Newkiwis manager Leah Gates says 79 per cent of them are willing to go anywhere from North Cape to Bluff for a job.
Sixteen per cent have experience in information technology (IT), 15 per cent in accounting, 13 per cent in engineering, 11 per cent in clerical and administrative work. Six per cent are teachers. Their average age is in the 30s, and most have partners and children with them.
About 150 employers have downloaded resumes, and 50 jobs have been filled. They include an accountant for a business wanting to reach Korean migrants, and a marketing manager who spoke Japanese.

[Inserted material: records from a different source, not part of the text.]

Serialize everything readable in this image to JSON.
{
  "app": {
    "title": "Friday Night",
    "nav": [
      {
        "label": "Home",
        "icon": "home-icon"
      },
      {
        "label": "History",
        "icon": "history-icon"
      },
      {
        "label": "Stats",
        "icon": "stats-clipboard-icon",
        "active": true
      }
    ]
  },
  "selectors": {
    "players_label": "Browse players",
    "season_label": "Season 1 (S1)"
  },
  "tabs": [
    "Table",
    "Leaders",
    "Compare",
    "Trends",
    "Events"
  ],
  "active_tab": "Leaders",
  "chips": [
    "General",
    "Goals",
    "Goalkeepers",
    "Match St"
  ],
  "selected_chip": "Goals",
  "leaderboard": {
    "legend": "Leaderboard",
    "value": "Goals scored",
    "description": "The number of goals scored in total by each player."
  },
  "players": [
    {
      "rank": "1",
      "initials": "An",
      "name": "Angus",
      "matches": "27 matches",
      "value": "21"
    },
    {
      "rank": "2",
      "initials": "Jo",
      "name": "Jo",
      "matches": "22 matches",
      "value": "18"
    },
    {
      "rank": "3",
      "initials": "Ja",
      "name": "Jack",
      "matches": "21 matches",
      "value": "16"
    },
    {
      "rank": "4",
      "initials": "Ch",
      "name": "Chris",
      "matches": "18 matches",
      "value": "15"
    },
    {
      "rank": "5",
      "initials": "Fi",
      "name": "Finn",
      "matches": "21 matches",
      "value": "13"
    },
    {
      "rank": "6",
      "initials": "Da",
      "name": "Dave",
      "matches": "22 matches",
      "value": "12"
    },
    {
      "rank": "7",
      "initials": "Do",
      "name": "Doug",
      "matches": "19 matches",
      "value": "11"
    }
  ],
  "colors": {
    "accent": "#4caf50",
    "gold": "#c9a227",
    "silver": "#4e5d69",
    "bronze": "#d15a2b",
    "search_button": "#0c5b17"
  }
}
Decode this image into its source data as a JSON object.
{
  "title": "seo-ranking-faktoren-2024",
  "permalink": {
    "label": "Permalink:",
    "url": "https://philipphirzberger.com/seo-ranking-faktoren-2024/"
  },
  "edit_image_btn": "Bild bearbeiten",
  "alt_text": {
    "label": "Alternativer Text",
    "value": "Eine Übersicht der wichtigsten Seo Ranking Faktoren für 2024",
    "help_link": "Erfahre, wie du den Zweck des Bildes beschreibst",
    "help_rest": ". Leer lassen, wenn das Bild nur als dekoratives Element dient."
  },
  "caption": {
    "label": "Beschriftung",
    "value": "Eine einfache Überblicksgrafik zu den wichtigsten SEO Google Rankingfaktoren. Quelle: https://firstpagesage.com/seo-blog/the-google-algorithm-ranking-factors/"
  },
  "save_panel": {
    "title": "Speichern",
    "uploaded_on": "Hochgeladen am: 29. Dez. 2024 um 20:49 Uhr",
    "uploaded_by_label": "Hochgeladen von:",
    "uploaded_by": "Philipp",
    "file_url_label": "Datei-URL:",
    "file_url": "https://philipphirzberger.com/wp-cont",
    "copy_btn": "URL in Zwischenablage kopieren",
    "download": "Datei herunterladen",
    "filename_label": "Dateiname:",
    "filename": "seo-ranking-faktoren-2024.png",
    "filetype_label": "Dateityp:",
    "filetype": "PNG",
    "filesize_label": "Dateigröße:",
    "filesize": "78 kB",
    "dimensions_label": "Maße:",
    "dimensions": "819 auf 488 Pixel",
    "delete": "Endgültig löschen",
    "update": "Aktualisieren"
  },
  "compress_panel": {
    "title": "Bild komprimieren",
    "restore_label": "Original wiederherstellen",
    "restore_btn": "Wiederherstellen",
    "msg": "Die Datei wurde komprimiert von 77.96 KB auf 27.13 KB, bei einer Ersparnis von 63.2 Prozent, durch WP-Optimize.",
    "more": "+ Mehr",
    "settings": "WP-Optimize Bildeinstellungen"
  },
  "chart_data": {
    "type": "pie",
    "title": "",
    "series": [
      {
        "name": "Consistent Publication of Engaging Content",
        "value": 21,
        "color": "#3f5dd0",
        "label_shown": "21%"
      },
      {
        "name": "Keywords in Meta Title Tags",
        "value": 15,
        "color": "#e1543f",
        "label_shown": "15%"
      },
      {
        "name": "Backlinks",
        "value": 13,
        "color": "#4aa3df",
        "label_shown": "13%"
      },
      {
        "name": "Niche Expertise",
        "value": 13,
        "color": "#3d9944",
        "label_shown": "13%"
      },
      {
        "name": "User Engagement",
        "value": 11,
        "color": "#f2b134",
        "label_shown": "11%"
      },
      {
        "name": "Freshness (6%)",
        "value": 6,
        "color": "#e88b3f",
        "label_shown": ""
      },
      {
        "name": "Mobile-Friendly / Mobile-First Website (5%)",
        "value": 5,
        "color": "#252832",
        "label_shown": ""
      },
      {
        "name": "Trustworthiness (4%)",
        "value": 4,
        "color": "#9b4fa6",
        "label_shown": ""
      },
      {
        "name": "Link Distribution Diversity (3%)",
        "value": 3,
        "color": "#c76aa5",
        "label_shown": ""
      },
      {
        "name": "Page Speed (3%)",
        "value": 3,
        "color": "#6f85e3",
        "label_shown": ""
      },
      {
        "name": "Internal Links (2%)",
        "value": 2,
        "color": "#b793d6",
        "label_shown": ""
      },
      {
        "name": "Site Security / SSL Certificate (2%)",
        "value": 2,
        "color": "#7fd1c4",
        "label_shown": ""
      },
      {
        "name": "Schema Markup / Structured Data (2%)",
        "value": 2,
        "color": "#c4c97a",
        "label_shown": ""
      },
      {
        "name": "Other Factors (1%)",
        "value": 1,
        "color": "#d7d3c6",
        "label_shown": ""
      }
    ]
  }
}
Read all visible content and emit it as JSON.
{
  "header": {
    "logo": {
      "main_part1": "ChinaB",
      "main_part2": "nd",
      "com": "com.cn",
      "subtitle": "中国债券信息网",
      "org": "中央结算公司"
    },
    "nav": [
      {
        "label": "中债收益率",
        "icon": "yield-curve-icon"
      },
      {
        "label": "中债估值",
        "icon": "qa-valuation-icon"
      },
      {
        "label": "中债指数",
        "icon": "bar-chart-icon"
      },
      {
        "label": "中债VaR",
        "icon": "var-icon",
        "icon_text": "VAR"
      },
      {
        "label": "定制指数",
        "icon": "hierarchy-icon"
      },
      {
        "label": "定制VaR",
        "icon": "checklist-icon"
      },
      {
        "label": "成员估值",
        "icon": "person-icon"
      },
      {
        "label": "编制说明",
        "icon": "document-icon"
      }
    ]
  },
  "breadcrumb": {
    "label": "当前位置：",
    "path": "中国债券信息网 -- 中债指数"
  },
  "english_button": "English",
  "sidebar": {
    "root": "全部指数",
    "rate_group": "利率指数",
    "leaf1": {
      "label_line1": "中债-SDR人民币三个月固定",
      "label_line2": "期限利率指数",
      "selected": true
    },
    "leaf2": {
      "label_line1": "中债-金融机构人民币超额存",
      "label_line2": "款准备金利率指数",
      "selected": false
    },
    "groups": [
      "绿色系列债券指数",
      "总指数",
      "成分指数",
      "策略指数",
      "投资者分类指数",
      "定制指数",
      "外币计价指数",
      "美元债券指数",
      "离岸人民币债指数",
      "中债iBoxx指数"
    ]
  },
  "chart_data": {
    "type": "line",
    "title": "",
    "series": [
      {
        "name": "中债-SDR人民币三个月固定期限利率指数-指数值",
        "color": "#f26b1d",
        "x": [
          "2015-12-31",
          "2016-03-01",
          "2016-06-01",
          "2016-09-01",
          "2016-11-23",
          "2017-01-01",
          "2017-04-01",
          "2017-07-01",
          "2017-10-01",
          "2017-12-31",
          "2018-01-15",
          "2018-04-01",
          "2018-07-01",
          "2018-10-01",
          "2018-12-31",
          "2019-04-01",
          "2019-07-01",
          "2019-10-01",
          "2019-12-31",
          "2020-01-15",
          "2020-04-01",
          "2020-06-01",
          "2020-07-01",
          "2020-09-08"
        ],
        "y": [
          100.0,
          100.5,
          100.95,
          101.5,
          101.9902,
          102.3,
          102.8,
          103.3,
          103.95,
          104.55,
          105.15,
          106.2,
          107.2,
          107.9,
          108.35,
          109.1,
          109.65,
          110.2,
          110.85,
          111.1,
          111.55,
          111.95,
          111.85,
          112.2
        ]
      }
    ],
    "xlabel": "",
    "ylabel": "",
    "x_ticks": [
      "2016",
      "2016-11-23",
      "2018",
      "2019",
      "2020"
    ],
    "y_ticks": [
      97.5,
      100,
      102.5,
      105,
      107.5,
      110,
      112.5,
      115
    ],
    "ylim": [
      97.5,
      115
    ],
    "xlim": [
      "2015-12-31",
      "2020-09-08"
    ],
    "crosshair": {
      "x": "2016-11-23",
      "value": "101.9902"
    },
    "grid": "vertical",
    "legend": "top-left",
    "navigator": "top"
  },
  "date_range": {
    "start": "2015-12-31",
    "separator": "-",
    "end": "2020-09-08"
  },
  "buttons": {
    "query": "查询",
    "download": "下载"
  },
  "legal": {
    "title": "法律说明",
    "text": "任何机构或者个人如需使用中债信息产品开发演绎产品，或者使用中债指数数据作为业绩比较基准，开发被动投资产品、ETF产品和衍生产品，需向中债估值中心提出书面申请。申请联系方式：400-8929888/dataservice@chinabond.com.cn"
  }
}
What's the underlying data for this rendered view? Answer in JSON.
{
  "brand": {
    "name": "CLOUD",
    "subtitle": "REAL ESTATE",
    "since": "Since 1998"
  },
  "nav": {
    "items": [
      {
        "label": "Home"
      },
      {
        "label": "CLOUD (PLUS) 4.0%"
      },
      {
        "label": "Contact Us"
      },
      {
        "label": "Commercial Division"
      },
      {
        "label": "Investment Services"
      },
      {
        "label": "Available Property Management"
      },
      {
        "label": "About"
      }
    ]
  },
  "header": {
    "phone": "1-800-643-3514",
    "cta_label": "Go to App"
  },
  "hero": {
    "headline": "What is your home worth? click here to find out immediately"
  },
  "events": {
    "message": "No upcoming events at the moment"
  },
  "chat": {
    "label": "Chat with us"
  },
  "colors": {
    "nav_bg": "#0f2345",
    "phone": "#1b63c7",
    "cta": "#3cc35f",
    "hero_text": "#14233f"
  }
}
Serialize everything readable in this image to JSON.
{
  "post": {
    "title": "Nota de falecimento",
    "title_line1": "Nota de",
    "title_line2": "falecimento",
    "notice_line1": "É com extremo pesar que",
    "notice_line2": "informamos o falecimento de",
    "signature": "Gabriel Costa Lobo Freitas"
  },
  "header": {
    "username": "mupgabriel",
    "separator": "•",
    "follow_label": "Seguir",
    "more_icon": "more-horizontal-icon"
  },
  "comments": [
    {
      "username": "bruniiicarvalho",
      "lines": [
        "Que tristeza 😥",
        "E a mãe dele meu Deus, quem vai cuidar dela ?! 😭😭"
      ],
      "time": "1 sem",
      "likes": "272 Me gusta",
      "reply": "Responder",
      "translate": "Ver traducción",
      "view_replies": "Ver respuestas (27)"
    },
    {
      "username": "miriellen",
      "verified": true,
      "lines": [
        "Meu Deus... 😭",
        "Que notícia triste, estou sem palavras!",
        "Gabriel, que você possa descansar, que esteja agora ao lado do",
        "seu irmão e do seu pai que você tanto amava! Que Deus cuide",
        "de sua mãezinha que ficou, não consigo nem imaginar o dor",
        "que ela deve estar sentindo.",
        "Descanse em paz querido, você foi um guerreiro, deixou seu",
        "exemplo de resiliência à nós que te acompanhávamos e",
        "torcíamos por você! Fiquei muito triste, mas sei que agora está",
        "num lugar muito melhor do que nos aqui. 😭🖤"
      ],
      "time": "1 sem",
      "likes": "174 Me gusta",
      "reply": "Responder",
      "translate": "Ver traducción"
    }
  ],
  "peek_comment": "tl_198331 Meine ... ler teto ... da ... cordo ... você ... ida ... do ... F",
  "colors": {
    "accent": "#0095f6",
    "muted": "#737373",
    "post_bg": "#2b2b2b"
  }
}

Newkiwis, launched in May, is one of 11 pilot programmes initiated by the Government and local councils to help New Zealand employers and communities receive migrants more effectively. Others include a migrant resource centre in Auckland, due to open in the next few months, and two mentoring schemes.
This contrasts with countries such as Australia, Canada and Israel, which all have ministries to help new settlers, offering free language courses and help with job placement. In New Zealand these services are available to refugees, with a long waiting list, but not to all migrants.
National MP Pansy Wong advocates more work experience schemes such as the one she helped to organise for migrant IT experts at Mangere Bridge School last year, plus short orientation courses to tell immigrants about the services in their new communities and helplines to call in their own languages.
"I find it strange that we say, 'Hello, welcome,' only after the citizenship ceremony [at least three years after arrival]," she says. "When we start to have immigrants from quite different cultures and background, they do need more of a helping hand."
Immigration Minister Lianne Dalziel is setting up a settlement branch within the Immigration Service to work with local bodies to coordinate help services, with Housing New Zealand providing premises for resource centres.
She has also asked Education Ministry officials to develop a strategy for English as a second language courses.
M AN YU LEUNG and Renee Foong, both second-year students at Waikato University, will have the pick of the world when they graduate. Foong, who came with her parents from Malaysia in 1989, thinks she will do her 'OE' in Britain, then live in Malaysia "because there are more jobs there".
Leung, who came from Hong Kong in 1995, says: "My choices are New Zealand, Australia, America, Canada, Hong Kong.
"I can't make up my mind: New Zealand because of my family; Australia because it's close to New Zealand; Hong Kong because I still have my grandmother there and some of my aunties and that's home; America and Canada because I've got some relatives there as well."
She has been back to Hong Kong once since 1995 and found it "busy, crowded, polluted, kind of strange - it's changed so much since I left".
"Hong Kong is home, although it doesn't feel like it, and it doesn't feel like home here anyway," she says. "I'll stay here if I can find a reasonable job. If I can't, I'll go overseas. In the long run, I'll come back, because my parents are very keen on living in New Zealand."